Some questions are open for further research: first, more attention should be paid to the construction of valid measures for market power, as traditional ones (such as price–cost margin) are probably insufficient to describe competitive pressure. We believe that our measure, which takes into account a microeconomic concept such as elasticity of demand at the firm level, may be appropriate. If the data were collected annually, it would also be possible to explore long-run dynamics, perhaps in comparison with the SSNIP test (small but significant non transitory increase in price test) used to define markets in competition economics, before measuring market power in the defined market.

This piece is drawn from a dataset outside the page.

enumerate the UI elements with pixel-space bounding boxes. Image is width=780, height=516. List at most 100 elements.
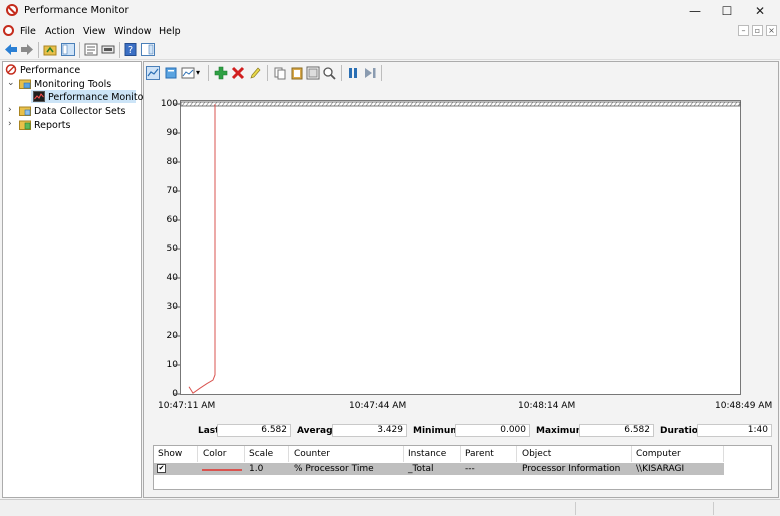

Secondly, an extension of our research could distinguish the event “R&D effort interruption” from acquisition. A firm that successfully innovates but is unable to fully appropriate the returns of its efforts (for example, because it does not have the resources to adequately advertise and distribute its products) could be acquired by a larger firm. To establish the continuity of the innovation effort, it would therefore be appropriate to consider that the R&D activity was not interrupted, but transferred to another company.

Finally, the analysis of R&D patterns at the industry level prompts further research, the nature of which should be both theoretical and empirical, regarding the repercussions of horizontal and vertical mergers on the R&D performance of industries and supply chains in the long run.